- Directed by: Snježana Tribuson
- Written by: Snježana Tribuson
- Starring: Mirjana Rogina Goran Navojec Suzana Nikolić Sanja Vejnović Ena Begović Filip Šovagović Ivo Gregurević Ljubomir Kerekeš
- Cinematography: Goran Mećava
- Edited by: Marina Barac
- Music by: Darko Rundek
- Production companies: Kvadar Film Croatian Radiotelevision
- Release date: 1998;
- Running time: 97 minutes
- Country: Croatia
- Language: Croatian

= The Three Men of Melita Žganjer =

The Three Men of Melita Žganjer (Tri muškarca Melite Žganjer) is a 1998 award-winning Croatian film directed by Snježana Tribuson, who also wrote the screenplay for the film.

==Synopsis==
The film has been described as a "lighthearted comedy" and centers on Melita Žganjer (Mirjana Rogina), a 30-something single woman who works as a vendor in a small cake shop in Zagreb.
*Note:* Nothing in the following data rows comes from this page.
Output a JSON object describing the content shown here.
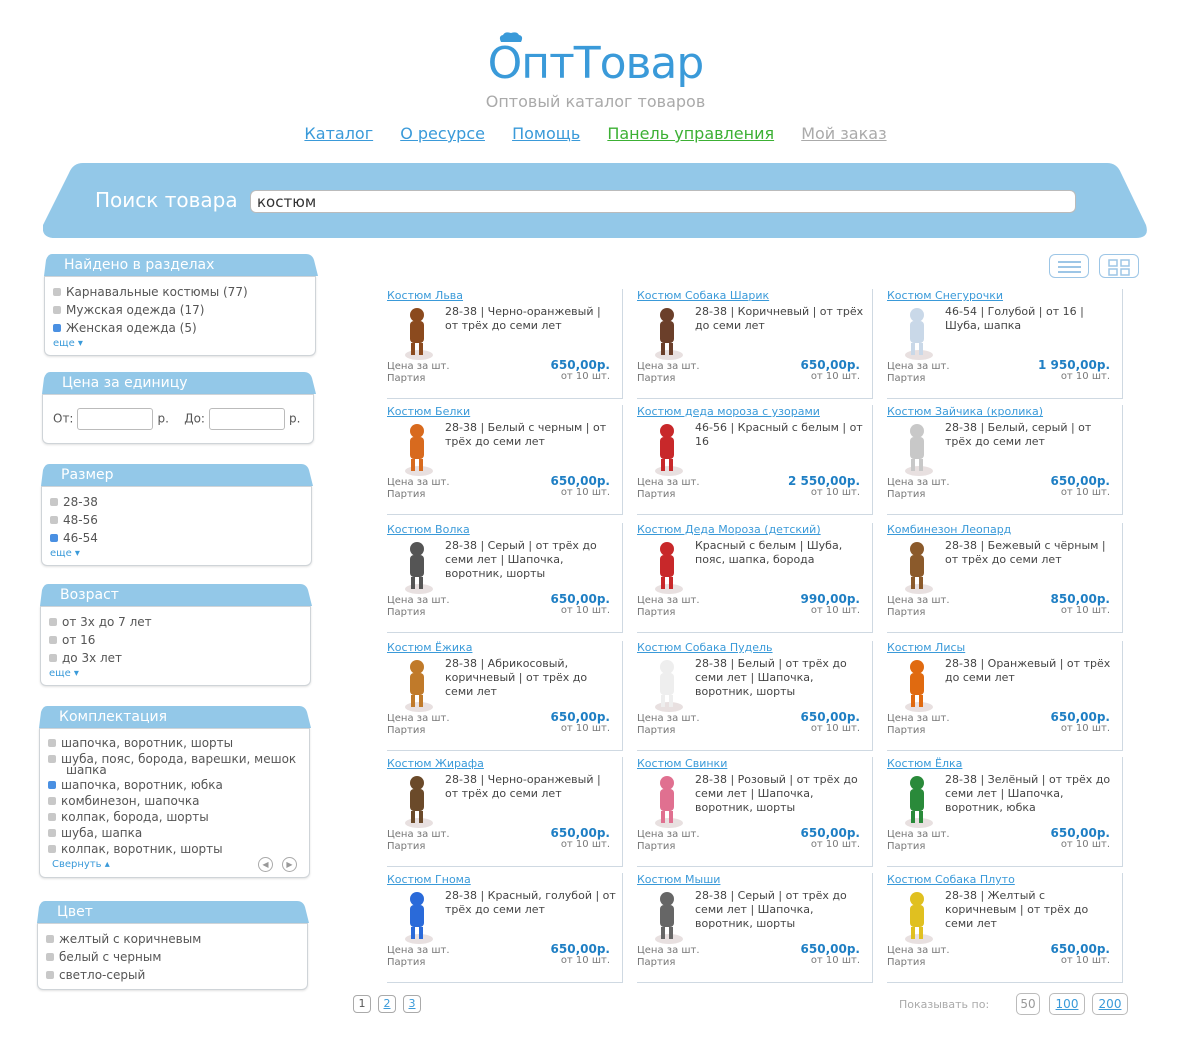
{
  "header": {
    "logo_text": "ОптТовар",
    "tagline": "Оптовый каталог товаров"
  },
  "nav": {
    "catalog": "Каталог",
    "about": "О ресурсе",
    "help": "Помощь",
    "control_panel": "Панель управления",
    "my_order": "Мой заказ"
  },
  "search": {
    "label": "Поиск товара",
    "value": "костюм"
  },
  "sections_panel": {
    "title": "Найдено в разделах",
    "items": [
      "Карнавальные костюмы (77)",
      "Мужская одежда (17)",
      "Женская одежда (5)"
    ],
    "more": "еще ▾"
  },
  "price_panel": {
    "title": "Цена за единицу",
    "from_label": "От:",
    "to_label": "До:",
    "currency": "р."
  },
  "size_panel": {
    "title": "Размер",
    "items": [
      "28-38",
      "48-56",
      "46-54"
    ],
    "more": "еще ▾"
  },
  "age_panel": {
    "title": "Возраст",
    "items": [
      "от 3х до 7 лет",
      "от 16",
      "до 3х лет"
    ],
    "more": "еще ▾"
  },
  "kit_panel": {
    "title": "Комплектация",
    "items": [
      "шапочка, воротник, шорты",
      "шуба, пояс, борода, варешки, мешок",
      "шапка",
      "шапочка, воротник, юбка",
      "комбинезон, шапочка",
      "колпак, борода, шорты",
      "шуба, шапка",
      "колпак, воротник, шорты"
    ],
    "collapse": "Свернуть ▴",
    "prev_icon": "◀",
    "next_icon": "▶"
  },
  "color_panel": {
    "title": "Цвет",
    "items": [
      "желтый с коричневым",
      "белый с черным",
      "светло-серый"
    ]
  },
  "price_labels": {
    "unit": "Цена за шт.",
    "batch": "Партия"
  },
  "products": [
    {
      "title": "Костюм Льва",
      "desc": "28-38 | Черно-оранжевый | от трёх до семи лет",
      "price": "650,00р.",
      "batch": "от 10 шт."
    },
    {
      "title": "Костюм Собака Шарик",
      "desc": "28-38 | Коричневый | от трёх до семи лет",
      "price": "650,00р.",
      "batch": "от 10 шт."
    },
    {
      "title": "Костюм Снегурочки",
      "desc": "46-54 | Голубой | от 16 | Шуба, шапка",
      "price": "1 950,00р.",
      "batch": "от 10 шт."
    },
    {
      "title": "Костюм Белки",
      "desc": "28-38 | Белый с черным | от трёх до семи лет",
      "price": "650,00р.",
      "batch": "от 10 шт."
    },
    {
      "title": "Костюм деда мороза с узорами",
      "desc": "46-56 | Красный с белым | от 16",
      "price": "2 550,00р.",
      "batch": "от 10 шт."
    },
    {
      "title": "Костюм Зайчика (кролика)",
      "desc": "28-38 | Белый, серый | от трёх до семи лет",
      "price": "650,00р.",
      "batch": "от 10 шт."
    },
    {
      "title": "Костюм Волка",
      "desc": "28-38 | Серый | от трёх до семи лет | Шапочка, воротник, шорты",
      "price": "650,00р.",
      "batch": "от 10 шт."
    },
    {
      "title": "Костюм Деда Мороза (детский)",
      "desc": "Красный с белым | Шуба, пояс, шапка, борода",
      "price": "990,00р.",
      "batch": "от 10 шт."
    },
    {
      "title": "Комбинезон Леопард",
      "desc": "28-38 | Бежевый с чёрным | от трёх до семи лет",
      "price": "850,00р.",
      "batch": "от 10 шт."
    },
    {
      "title": "Костюм Ёжика",
      "desc": "28-38 | Абрикосовый, коричневый | от трёх до семи лет",
      "price": "650,00р.",
      "batch": "от 10 шт."
    },
    {
      "title": "Костюм Собака Пудель",
      "desc": "28-38 | Белый | от трёх до семи лет | Шапочка, воротник, шорты",
      "price": "650,00р.",
      "batch": "от 10 шт."
    },
    {
      "title": "Костюм Лисы",
      "desc": "28-38 | Оранжевый | от трёх до семи лет",
      "price": "650,00р.",
      "batch": "от 10 шт."
    },
    {
      "title": "Костюм Жирафа",
      "desc": "28-38 | Черно-оранжевый | от трёх до семи лет",
      "price": "650,00р.",
      "batch": "от 10 шт."
    },
    {
      "title": "Костюм Свинки",
      "desc": "28-38 | Розовый | от трёх до семи лет | Шапочка, воротник, шорты",
      "price": "650,00р.",
      "batch": "от 10 шт."
    },
    {
      "title": "Костюм Ёлка",
      "desc": "28-38 | Зелёный | от трёх до семи лет | Шапочка, воротник, юбка",
      "price": "650,00р.",
      "batch": "от 10 шт."
    },
    {
      "title": "Костюм Гнома",
      "desc": "28-38 | Красный, голубой | от трёх до семи лет",
      "price": "650,00р.",
      "batch": "от 10 шт."
    },
    {
      "title": "Костюм Мыши",
      "desc": "28-38 | Серый | от трёх до семи лет | Шапочка, воротник, шорты",
      "price": "650,00р.",
      "batch": "от 10 шт."
    },
    {
      "title": "Костюм Собака Плуто",
      "desc": "28-38 | Желтый с коричневым | от трёх до семи лет",
      "price": "650,00р.",
      "batch": "от 10 шт."
    }
  ],
  "pagination": {
    "pages": [
      "1",
      "2",
      "3"
    ],
    "show_label": "Показывать по:",
    "page_sizes": [
      "50",
      "100",
      "200"
    ]
  },
  "colors": {
    "accent": "#3a9ad9",
    "band": "#93c8e8",
    "green": "#3cb034",
    "price": "#1f7fc4"
  }
}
Melita is infatuated with Juan (Filip Šovagović), a character in a popular Spanish telenovela aired on local TV, and at the same time tries to get Janko (Goran Navojec), the cake delivery man, to notice her. Her affection for Janko goes unnoticed and Melita turns to Jura (Ivo Gregurević), a police officer and colleague of her roommate Eva (Sanja Vejnović). However, Melita soon finds Jura's interest in her superficial and, upon hearing that Juan would come to Zagreb to play an UNPROFOR soldier in a locally produced film dealing with the Croatian War of Independence, Melita succeeds in meeting him, but is immediately disappointed as the Spanish actor is nothing like his character in the telenovela. In the end, Melita learns that Janko likes her and ends up with him.

==Cast==
- Mirjana Rogina as Melita Žganjer
- Goran Navojec as Janko
- Suzana Nikolić as Višnja
- Sanja Vejnović as Eva
- Ena Begović as Maria
- Filip Šovagović as Juan / Felipe Mulero
- Ivo Gregurević as Jura
- Ljubomir Kerekeš as Žac

==Awards==
The film won five Golden Arena awards at the 1998 Pula Film Festival, including Best Screenplay (Snježana Tribuson), Best Scenography (Vladimir Domitrović), Film Editing (Marina Barac), Best Supporting Actress (Suzana Nikolić) and Best Supporting Actor (Ivo Gregurević). The film was also screened at the 2000 Cinequest Film Festival.